Moreover, children older than 13 years and teenagers require at least 1,300 mg of calcium a day, due to rapid bone growth.
Can walnuts help us meet our daily needs?
Although walnuts aren’t particularly rich in calcium, they can help us meet our daily needs. 14 walnuts (or 2 handfuls) a day can provide up to 6% of the DV.
When should I eat walnuts?
The best time to eat walnuts for weight loss is between meals, as a healthy snack. You can eat walnuts on an empty stomach. Walnuts are low in carbs and sugar. They don’t spike blood sugar levels. In fact, walnuts can control glycemic response of a meal! In addition, fiber and protein in walnuts promote satiety.
Another great time to eat walnuts is before bed. Walnuts support a good night’s sleep!
Can you get too much calcium from walnuts?
Healthy people can safely consume walnuts. We won’t exceed the maximum safe dose of calcium by eating walnuts.
In fact, calcium toxicity is rare in healthy people. High levels of calcium in the body are usually the result of cancer or other health conditions.
However, we shouldn’t get too much calcium. High amounts of calcium can cause constipation, nausea, weight loss, fatigue, renal insufficiency, and heart arrhythmias. Moreover, extremely high chronic calcium intake may increase the risk of kidney stones, cardiovascular disease and prostate cancer.
Common foods high in calcium
Cow’s milk and dairy are the main dietary sources of calcium for people who follow the standard Western diet. Fish and eggs are other animal-derived foods with decent amounts of calcium.

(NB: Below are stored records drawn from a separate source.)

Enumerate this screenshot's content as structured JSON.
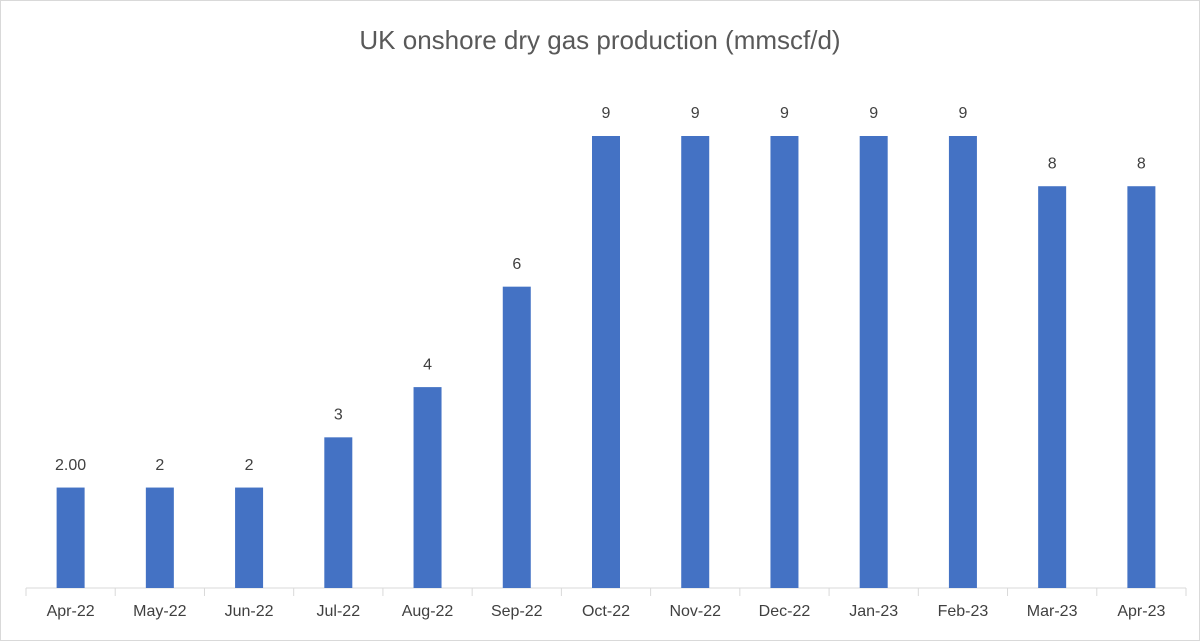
{
  "chart_data": {
    "type": "bar",
    "title": "UK onshore dry gas production (mmscf/d)",
    "categories": [
      "Apr-22",
      "May-22",
      "Jun-22",
      "Jul-22",
      "Aug-22",
      "Sep-22",
      "Oct-22",
      "Nov-22",
      "Dec-22",
      "Jan-23",
      "Feb-23",
      "Mar-23",
      "Apr-23"
    ],
    "values": [
      2,
      2,
      2,
      3,
      4,
      6,
      9,
      9,
      9,
      9,
      9,
      8,
      8
    ],
    "value_labels": [
      "2.00",
      "2",
      "2",
      "3",
      "4",
      "6",
      "9",
      "9",
      "9",
      "9",
      "9",
      "8",
      "8"
    ],
    "color": "#4472c4"
  }
}
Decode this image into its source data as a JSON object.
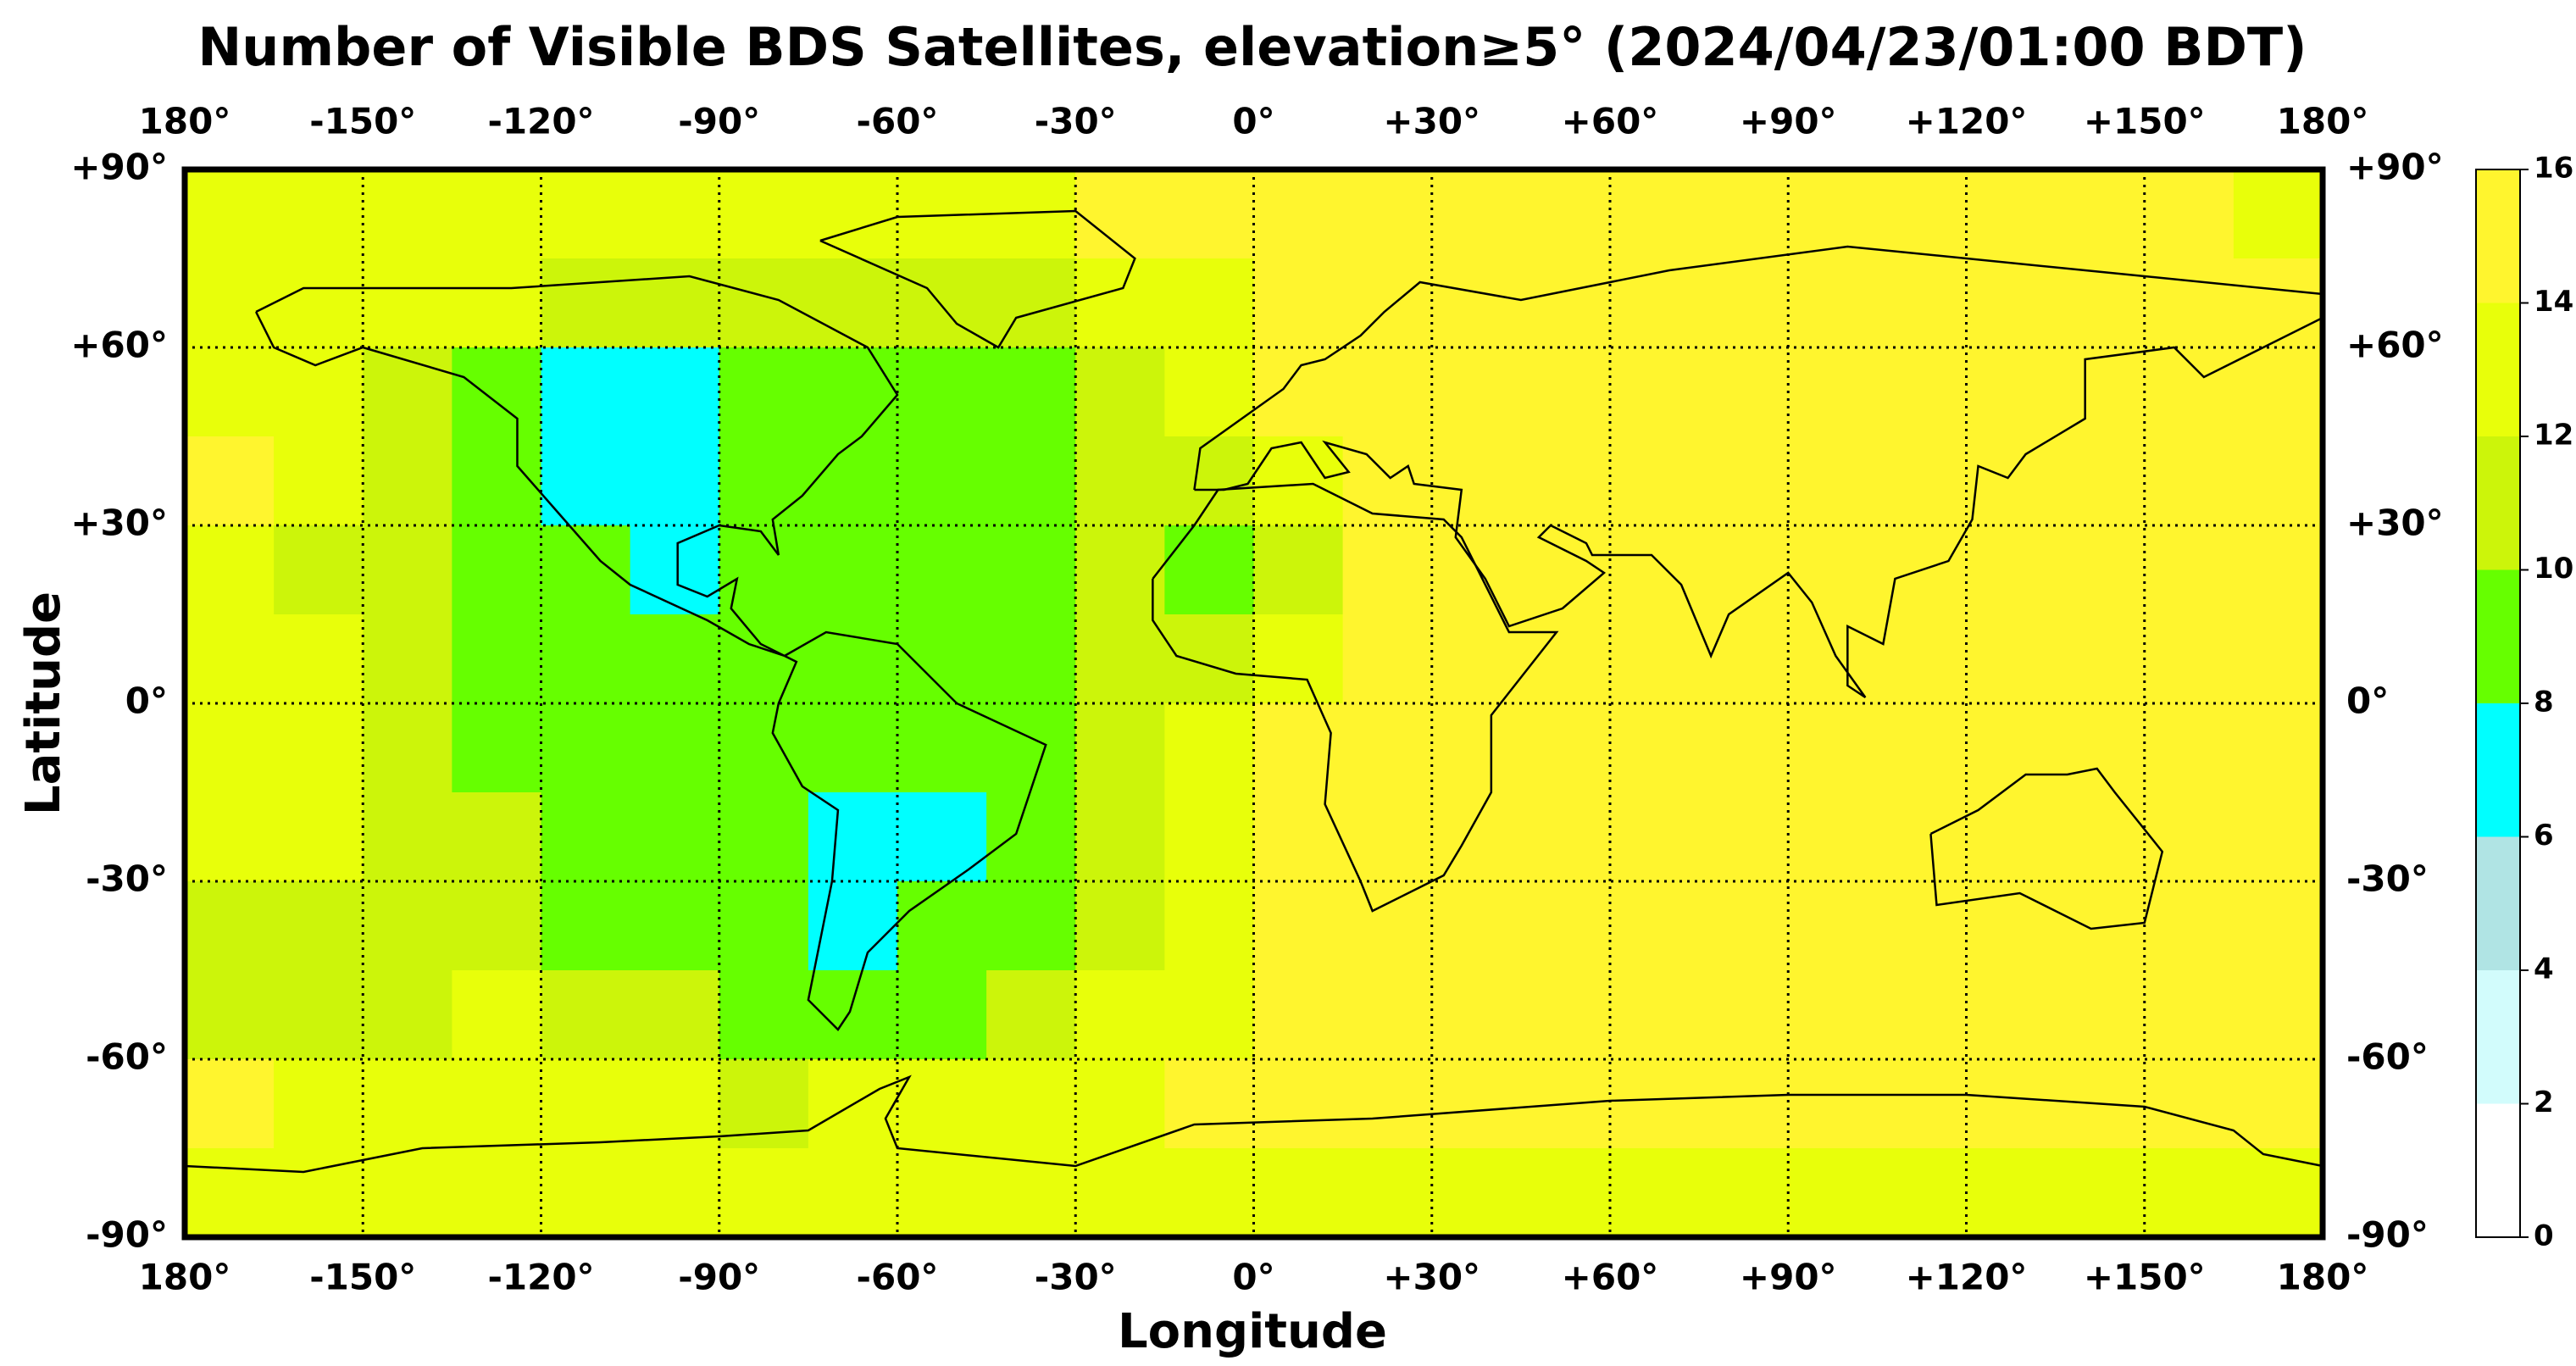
{
  "chart_data": {
    "type": "heatmap",
    "title": "Number of Visible BDS Satellites, elevation≥5° (2024/04/23/01:00 BDT)",
    "xlabel": "Longitude",
    "ylabel": "Latitude",
    "xlim": [
      -180,
      180
    ],
    "ylim": [
      -90,
      90
    ],
    "xticks": [
      {
        "value": -180,
        "label": "180°"
      },
      {
        "value": -150,
        "label": "-150°"
      },
      {
        "value": -120,
        "label": "-120°"
      },
      {
        "value": -90,
        "label": "-90°"
      },
      {
        "value": -60,
        "label": "-60°"
      },
      {
        "value": -30,
        "label": "-30°"
      },
      {
        "value": 0,
        "label": "0°"
      },
      {
        "value": 30,
        "label": "+30°"
      },
      {
        "value": 60,
        "label": "+60°"
      },
      {
        "value": 90,
        "label": "+90°"
      },
      {
        "value": 120,
        "label": "+120°"
      },
      {
        "value": 150,
        "label": "+150°"
      },
      {
        "value": 180,
        "label": "180°"
      }
    ],
    "yticks": [
      {
        "value": 90,
        "label": "+90°"
      },
      {
        "value": 60,
        "label": "+60°"
      },
      {
        "value": 30,
        "label": "+30°"
      },
      {
        "value": 0,
        "label": "0°"
      },
      {
        "value": -30,
        "label": "-30°"
      },
      {
        "value": -60,
        "label": "-60°"
      },
      {
        "value": -90,
        "label": "-90°"
      }
    ],
    "grid": true,
    "x": [
      -172.5,
      -157.5,
      -142.5,
      -127.5,
      -112.5,
      -97.5,
      -82.5,
      -67.5,
      -52.5,
      -37.5,
      -22.5,
      -7.5,
      7.5,
      22.5,
      37.5,
      52.5,
      67.5,
      82.5,
      97.5,
      112.5,
      127.5,
      142.5,
      157.5,
      172.5
    ],
    "y": [
      82.5,
      67.5,
      52.5,
      37.5,
      22.5,
      7.5,
      -7.5,
      -22.5,
      -37.5,
      -52.5,
      -67.5,
      -82.5
    ],
    "values": [
      [
        13,
        13,
        13,
        13,
        13,
        13,
        13,
        13,
        13,
        13,
        15,
        15,
        15,
        15,
        15,
        15,
        15,
        15,
        15,
        15,
        15,
        15,
        15,
        13
      ],
      [
        13,
        13,
        13,
        13,
        11,
        11,
        11,
        11,
        11,
        11,
        13,
        13,
        15,
        15,
        15,
        15,
        15,
        15,
        15,
        15,
        15,
        15,
        15,
        15
      ],
      [
        13,
        13,
        11,
        9,
        7,
        7,
        9,
        9,
        9,
        9,
        11,
        13,
        15,
        15,
        15,
        15,
        15,
        15,
        15,
        15,
        15,
        15,
        15,
        15
      ],
      [
        15,
        13,
        11,
        9,
        7,
        7,
        9,
        9,
        9,
        9,
        11,
        11,
        13,
        15,
        15,
        15,
        15,
        15,
        15,
        15,
        15,
        15,
        15,
        15
      ],
      [
        13,
        11,
        11,
        9,
        9,
        7,
        9,
        9,
        9,
        9,
        11,
        9,
        11,
        15,
        15,
        15,
        15,
        15,
        15,
        15,
        15,
        15,
        15,
        15
      ],
      [
        13,
        13,
        11,
        9,
        9,
        9,
        9,
        9,
        9,
        9,
        11,
        11,
        13,
        15,
        15,
        15,
        15,
        15,
        15,
        15,
        15,
        15,
        15,
        15
      ],
      [
        13,
        13,
        11,
        9,
        9,
        9,
        9,
        9,
        9,
        9,
        11,
        13,
        15,
        15,
        15,
        15,
        15,
        15,
        15,
        15,
        15,
        15,
        15,
        15
      ],
      [
        13,
        13,
        11,
        11,
        9,
        9,
        9,
        7,
        7,
        9,
        11,
        13,
        15,
        15,
        15,
        15,
        15,
        15,
        15,
        15,
        15,
        15,
        15,
        15
      ],
      [
        11,
        11,
        11,
        11,
        9,
        9,
        9,
        7,
        9,
        9,
        11,
        13,
        15,
        15,
        15,
        15,
        15,
        15,
        15,
        15,
        15,
        15,
        15,
        15
      ],
      [
        11,
        11,
        11,
        13,
        11,
        11,
        9,
        9,
        9,
        11,
        13,
        13,
        15,
        15,
        15,
        15,
        15,
        15,
        15,
        15,
        15,
        15,
        15,
        15
      ],
      [
        15,
        13,
        13,
        13,
        13,
        13,
        11,
        13,
        13,
        13,
        13,
        15,
        15,
        15,
        15,
        15,
        15,
        15,
        15,
        15,
        15,
        15,
        15,
        15
      ],
      [
        13,
        13,
        13,
        13,
        13,
        13,
        13,
        13,
        13,
        13,
        13,
        13,
        13,
        13,
        13,
        13,
        13,
        13,
        13,
        13,
        13,
        13,
        13,
        13
      ]
    ],
    "colorbar": {
      "ticks": [
        0,
        2,
        4,
        6,
        8,
        10,
        12,
        14,
        16
      ],
      "colors": [
        "#ffffff",
        "#d2fcfc",
        "#b0e4e4",
        "#00ffff",
        "#66ff00",
        "#ccf50a",
        "#e8ff0a",
        "#fff52e"
      ]
    }
  }
}
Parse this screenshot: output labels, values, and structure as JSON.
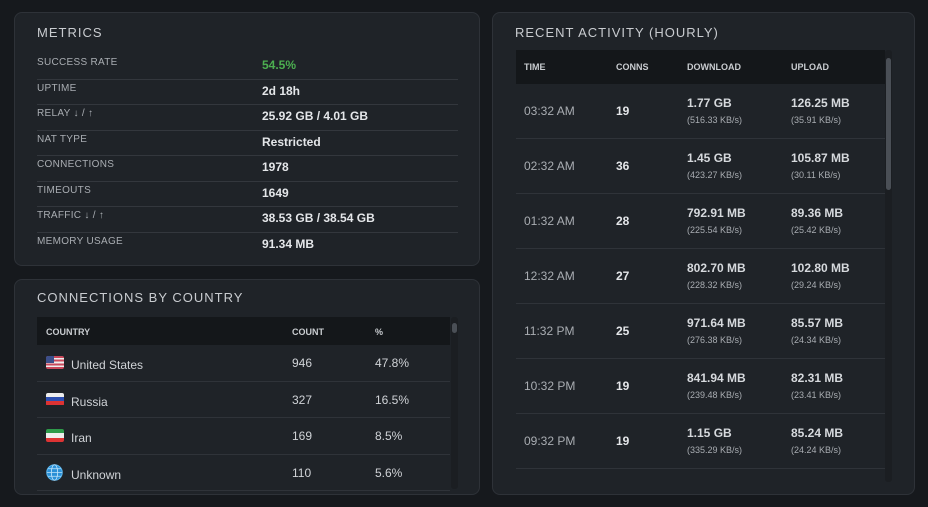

We can get high amounts of calcium from plant-based sources as well. Beans, seeds, nuts, whole grains, dried fruits (e.g. raisins), and certain vegetables, such as kale, spinach, cabbage, and broccoli, can help us meet our daily needs.
In any case, healthy people who follow a well-balanced diet are rather unlikely to be deficient in calcium.
Health benefits of calcium
Calcium is the most abundant mineral in the body! It’s necessary for strong bones and teeth. Furthermore, calcium is involved in muscle movement and flexibility, blood vessel contraction and dilation, blood clotting, nerve transmission, and hormonal secretion.
In addition, getting enough calcium may lower the risk of developing cardiovascular disease, hypertension, stroke, atherosclerosis, osteoporosis, and certain cancers.